The Zombie Stack Exchanges That Just Won't Die
Assuming a static website (or a dynamic website that I'm choosing to archive as a static site), what is the best file format or standard to use to capture all of the dependencies (embedded images, CSS, JavaScript, iframes, etc.) and http metadata (last modified headers, content type, etc.). Ideally, I'd like a file format with an open specification and multiple implementations for reading the file.
Peter Murray
The problem is that most of the 'solutions' are browser specific, and they're not really intended for archiving:
MHTML is based on RFC 2557
(MIME encapsulation of multiple documents), and SingleFile is based on
re-writing other elements as data:
URIs per RFC
2397
MHTML likely has the widest support for reading, but if I were to do it,
I'd personally be inclined to grab the whole site (rather than a single
page) and re-write it using similar logic as
wget --convert-links
,
then pack the whole thing using Bag
It w/ appropriate
metadata (HTTP headers & checksums).
(and my definition of 'site' isn't necessary 'all web pages on a given server' ... it's more those that share the same images/javascript/css and are highly inter-linked)

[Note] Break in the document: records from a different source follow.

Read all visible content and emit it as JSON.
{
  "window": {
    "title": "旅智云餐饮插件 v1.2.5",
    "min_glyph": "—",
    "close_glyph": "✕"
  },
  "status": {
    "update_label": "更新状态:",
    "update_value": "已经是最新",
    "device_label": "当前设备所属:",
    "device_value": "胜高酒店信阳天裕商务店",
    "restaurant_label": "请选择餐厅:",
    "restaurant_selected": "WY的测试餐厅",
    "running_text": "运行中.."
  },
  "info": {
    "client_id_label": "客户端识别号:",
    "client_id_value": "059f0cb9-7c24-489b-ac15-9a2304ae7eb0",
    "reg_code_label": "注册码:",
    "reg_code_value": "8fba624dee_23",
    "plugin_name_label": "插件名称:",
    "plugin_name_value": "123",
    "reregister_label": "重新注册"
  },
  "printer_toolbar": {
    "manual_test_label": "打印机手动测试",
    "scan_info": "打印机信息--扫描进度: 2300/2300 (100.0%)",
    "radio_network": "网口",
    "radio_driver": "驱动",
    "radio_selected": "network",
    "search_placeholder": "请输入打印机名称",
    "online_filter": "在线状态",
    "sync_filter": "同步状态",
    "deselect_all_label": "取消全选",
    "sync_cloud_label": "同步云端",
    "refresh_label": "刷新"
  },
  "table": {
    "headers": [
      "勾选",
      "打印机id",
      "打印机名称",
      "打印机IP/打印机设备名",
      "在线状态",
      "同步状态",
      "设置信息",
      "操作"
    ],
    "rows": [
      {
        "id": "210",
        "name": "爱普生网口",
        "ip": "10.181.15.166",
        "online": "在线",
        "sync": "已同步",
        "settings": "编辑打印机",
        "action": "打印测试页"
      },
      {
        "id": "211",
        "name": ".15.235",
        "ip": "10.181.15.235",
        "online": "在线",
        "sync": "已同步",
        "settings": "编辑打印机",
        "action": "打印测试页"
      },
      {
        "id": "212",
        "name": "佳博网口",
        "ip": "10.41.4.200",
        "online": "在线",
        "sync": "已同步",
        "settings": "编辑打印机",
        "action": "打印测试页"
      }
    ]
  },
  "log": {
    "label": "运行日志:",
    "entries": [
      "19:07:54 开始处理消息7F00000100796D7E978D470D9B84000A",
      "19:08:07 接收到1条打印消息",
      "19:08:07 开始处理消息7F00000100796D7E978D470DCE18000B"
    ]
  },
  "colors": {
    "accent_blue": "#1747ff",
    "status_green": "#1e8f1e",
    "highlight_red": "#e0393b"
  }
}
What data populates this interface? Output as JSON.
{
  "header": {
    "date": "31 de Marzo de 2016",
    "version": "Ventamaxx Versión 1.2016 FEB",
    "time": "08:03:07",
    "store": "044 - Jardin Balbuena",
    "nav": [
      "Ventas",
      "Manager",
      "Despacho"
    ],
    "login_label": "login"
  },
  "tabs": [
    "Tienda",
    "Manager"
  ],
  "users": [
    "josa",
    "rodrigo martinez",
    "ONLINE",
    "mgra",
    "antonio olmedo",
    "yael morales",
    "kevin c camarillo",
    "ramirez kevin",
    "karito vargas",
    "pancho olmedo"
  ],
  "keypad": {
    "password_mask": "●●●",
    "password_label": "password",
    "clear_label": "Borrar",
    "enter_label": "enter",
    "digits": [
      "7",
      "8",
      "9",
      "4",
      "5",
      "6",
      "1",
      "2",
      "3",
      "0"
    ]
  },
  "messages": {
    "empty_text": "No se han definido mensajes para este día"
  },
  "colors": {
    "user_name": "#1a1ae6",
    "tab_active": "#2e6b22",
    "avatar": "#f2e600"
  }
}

... and for reference, the Internet Archive uses a file format they call ARC (more legible alternative, if you bump the font size up), based on 100MB groups of files. The Web Curator Tool also uses ARC.
I believe you're looking for ISO 28500:2009, aka WARC, the Web ARChive file format.

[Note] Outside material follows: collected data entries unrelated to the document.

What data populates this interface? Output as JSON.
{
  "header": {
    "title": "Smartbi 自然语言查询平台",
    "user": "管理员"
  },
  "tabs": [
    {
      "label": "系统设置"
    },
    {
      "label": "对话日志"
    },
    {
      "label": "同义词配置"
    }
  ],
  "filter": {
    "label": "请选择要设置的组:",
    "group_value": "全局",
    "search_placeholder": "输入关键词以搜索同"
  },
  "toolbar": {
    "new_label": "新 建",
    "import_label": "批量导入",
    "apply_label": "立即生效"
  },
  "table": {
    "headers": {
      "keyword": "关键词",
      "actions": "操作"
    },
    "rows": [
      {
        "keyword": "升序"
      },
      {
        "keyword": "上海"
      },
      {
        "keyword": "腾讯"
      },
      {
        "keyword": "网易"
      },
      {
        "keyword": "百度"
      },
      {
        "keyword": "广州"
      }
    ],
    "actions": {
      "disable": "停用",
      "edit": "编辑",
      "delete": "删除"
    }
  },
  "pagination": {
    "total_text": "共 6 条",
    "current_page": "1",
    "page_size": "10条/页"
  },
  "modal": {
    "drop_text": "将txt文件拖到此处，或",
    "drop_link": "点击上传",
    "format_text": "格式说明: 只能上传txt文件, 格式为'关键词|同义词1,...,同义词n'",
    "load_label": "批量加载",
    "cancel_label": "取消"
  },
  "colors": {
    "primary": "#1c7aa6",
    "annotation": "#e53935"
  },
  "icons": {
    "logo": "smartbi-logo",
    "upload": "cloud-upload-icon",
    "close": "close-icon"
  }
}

The WARC (Web ARChive) file format offers a convention for concatenating multiple resource records (data objects), each consisting of a set of simple text headers and an arbitrary data block into one long file. The WARC format is an extension of the ARC File Format [ARC] that has traditionally been used to store "web crawls" as sequences of content blocks harvested from the World Wide Web.

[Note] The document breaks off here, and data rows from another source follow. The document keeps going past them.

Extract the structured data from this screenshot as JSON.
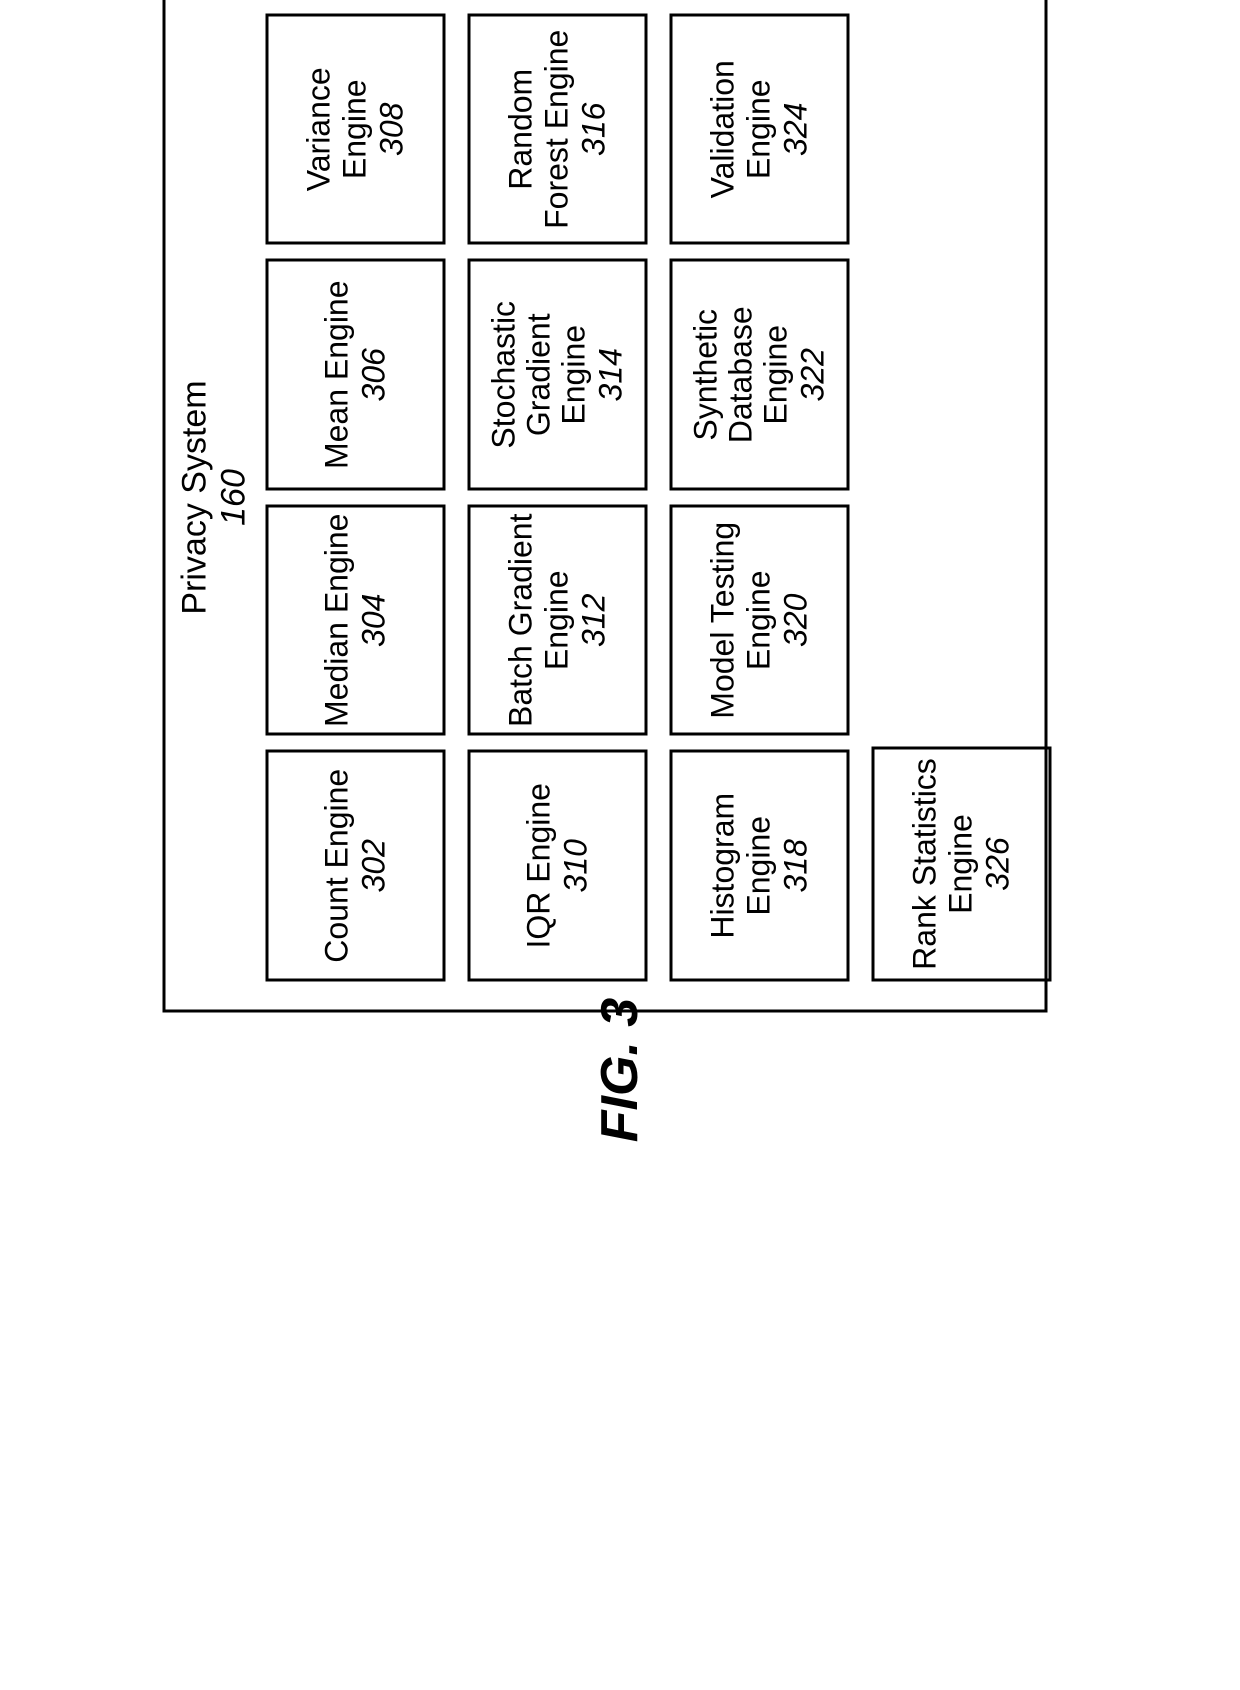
{
  "figure_label": "FIG. 3",
  "system": {
    "title": "Privacy System",
    "ref": "160"
  },
  "rows": [
    [
      {
        "label": "Count Engine",
        "ref": "302"
      },
      {
        "label": "Median Engine",
        "ref": "304"
      },
      {
        "label": "Mean Engine",
        "ref": "306"
      },
      {
        "label": "Variance Engine",
        "ref": "308"
      }
    ],
    [
      {
        "label": "IQR Engine",
        "ref": "310"
      },
      {
        "label": "Batch Gradient Engine",
        "ref": "312"
      },
      {
        "label": "Stochastic Gradient Engine",
        "ref": "314"
      },
      {
        "label": "Random Forest Engine",
        "ref": "316"
      }
    ],
    [
      {
        "label": "Histogram Engine",
        "ref": "318"
      },
      {
        "label": "Model Testing Engine",
        "ref": "320"
      },
      {
        "label": "Synthetic Database Engine",
        "ref": "322"
      },
      {
        "label": "Validation Engine",
        "ref": "324"
      }
    ],
    [
      {
        "label": "Rank Statistics Engine",
        "ref": "326"
      }
    ]
  ]
}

-- ISO 28500:2009, final draft
The development version of wget can output to WARC.
There is a sponsored project to leverage support for the WARC archiving format in JHOVE2 and NetarchiveSuite
The Internet Archive has many of their tools published on Github:
warc-tools is a Python-based suite of tools for working with WARC files, though not technically a "viewer".
Archive Team has a writeup of wget with WARC output, including links to the final draft of ISO 28500:2009 and implementation guidelines from the WARC usage task force.
The United States Library of Congress has some analysis of the WARC format with respect to its suitability as a sustainable digital format.